Kerberos - Service Principals

Kerberos - Service Principals

The specific steps to enable Kerberos for a service can vary a bit, but in general the following is needed:

  • a principal for the service: usually service/host@REALM
  • a keytab accessible to the service wherever it’s running: usually in /etc/krb5.keytab

For example, let’s create a principal for an LDAP service running on the ldap-server.example.com host:

ubuntu@ldap-server:~$ sudo kadmin -p ubuntu/admin
Authenticating as principal ubuntu/admin with password.
Password for ubuntu/admin@EXAMPLE.COM:
kadmin:  addprinc -randkey ldap/ldap-server.example.com
No policy specified for ldap/ldap-server.example.com@EXAMPLE.COM; defaulting to no policy
Principal "ldap/ldap-server.example.com@EXAMPLE.COM" created.

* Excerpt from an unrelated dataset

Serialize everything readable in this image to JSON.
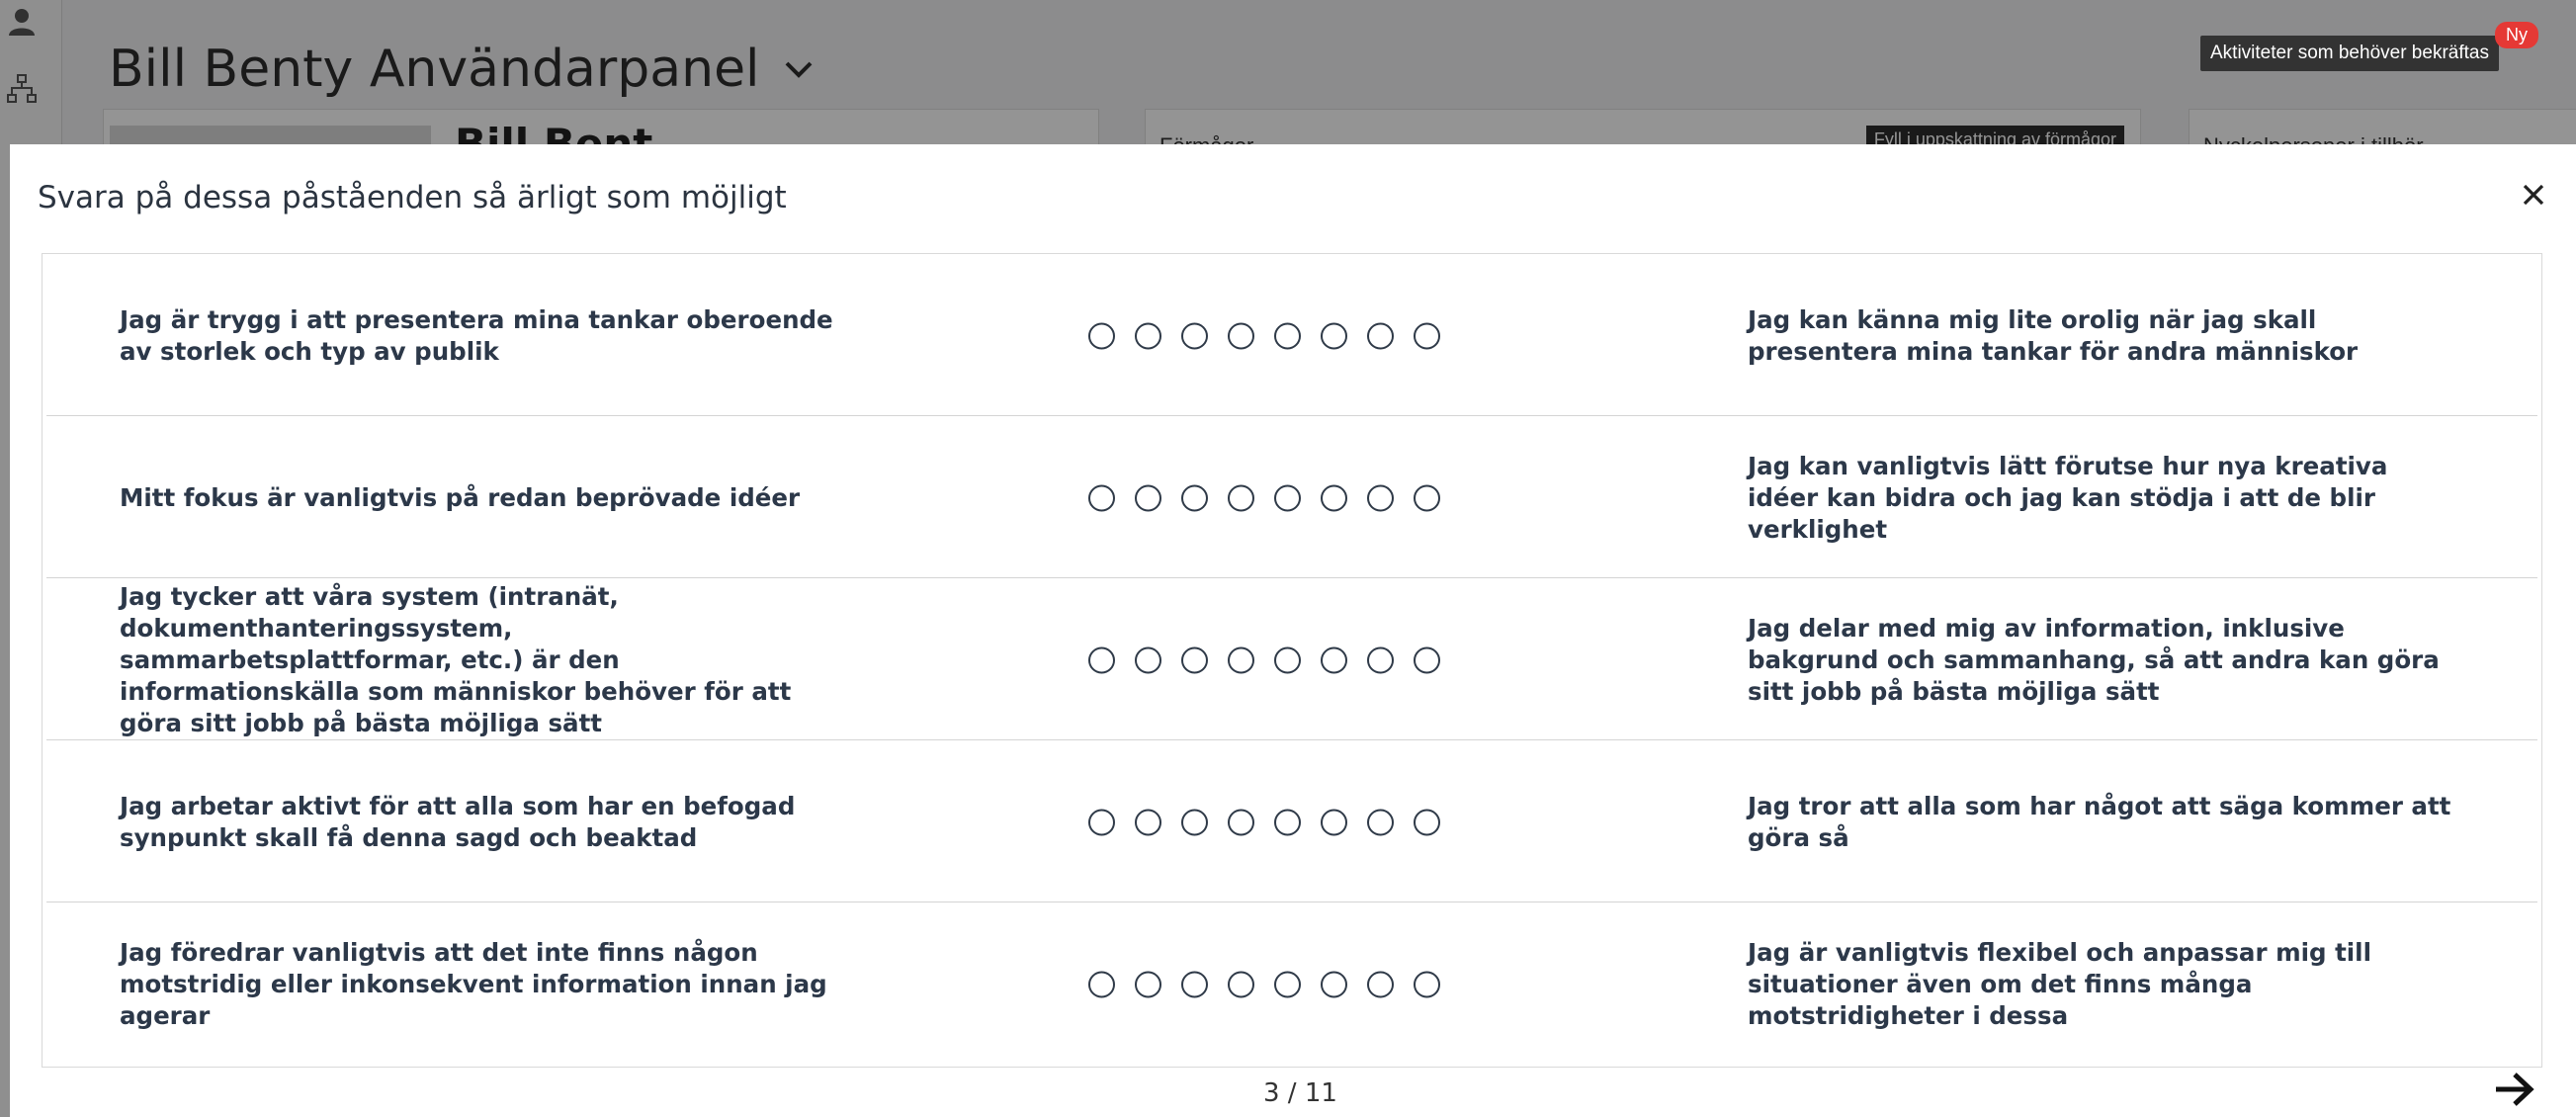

Let’s dig a bit into what is happening here:

  • the kadmin command is being run in the ldap-server machine, not on the KDC. We are using kadmin remotely
  • it’s being run with sudo, the reason will become clear later
  • we are logged in on the server as ubuntu, but specifying a ubuntu/admin principal. Remember the ubuntu principal has no special privileges
  • the name of the principal we are creating follows the pattern service/hostname
  • in order to select a random secret, we pass the -randkey parameter. Otherwise we would be asked to type in a password.

With the principal created, we need to extract the key from the KDC and store it in the ldap-server host, so that the ldap service can use it to authenticate itself with the KDC. Still in the same kadmin session:

kadmin:  ktadd ldap/ldap-server.example.com
Entry for principal ldap/ldap-server.example.com with kvno 2, encryption type aes256-cts-hmac-sha1-96 added to keytab FILE:/etc/krb5.keytab.
Entry for principal ldap/ldap-server.example.com with kvno 2, encryption type aes128-cts-hmac-sha1-96 added to keytab FILE:/etc/krb5.keytab.

This is why he needed to run kadmin with sudo: so that it can write to /etc/krb5.keytab. This is the system keytab file, which is the default file for all keys that might be needed for services on this host. And we can list them with klist. Back in the shell:

$ sudo klist -k
Keytab name: FILE:/etc/krb5.keytab
KVNO Principal
---- --------------------------------------------------------------------------
   2 ldap/ldap-server.example.com@EXAMPLE.COM
   2 ldap/ldap-server.example.com@EXAMPLE.COM

If you don’t have the kadmin utility on the target host, one alternative is to extract the keys on a different host and into a different file, and then transfer this file securely to the target server. For example:

kadmin:  ktadd -k /home/ubuntu/ldap.keytab ldap/ldap-server.example.com
Entry for principal ldap/ldap-server.example.com with kvno 3, encryption type aes256-cts-hmac-sha1-96 added to keytab WRFILE:/home/ubuntu/ldap.keytab.
Entry for principal ldap/ldap-server.example.com with kvno 3, encryption type aes128-cts-hmac-sha1-96 added to keytab WRFILE:/home/ubuntu/ldap.keytab.

Note
Notice how the kvno changed from 2 to 3 in the example above, when using ktadd a second time? This is the key version, and it basically invalidated the key with kvno 2 that was extracted before. Everytime a key is extracted with ktadd, its version is bumped and that invalidates the previous ones!

In this case, as long as the target location is writable, you don’t even have to run kadmin with sudo.

Then use scp to transfer it to the target host:

$ scp /home/ubuntu/ldap.keytab ldap-server.example.com:

And over there copy it to /etc/krb5.keytab, making sure it’s mode 0600 and owned by root:root.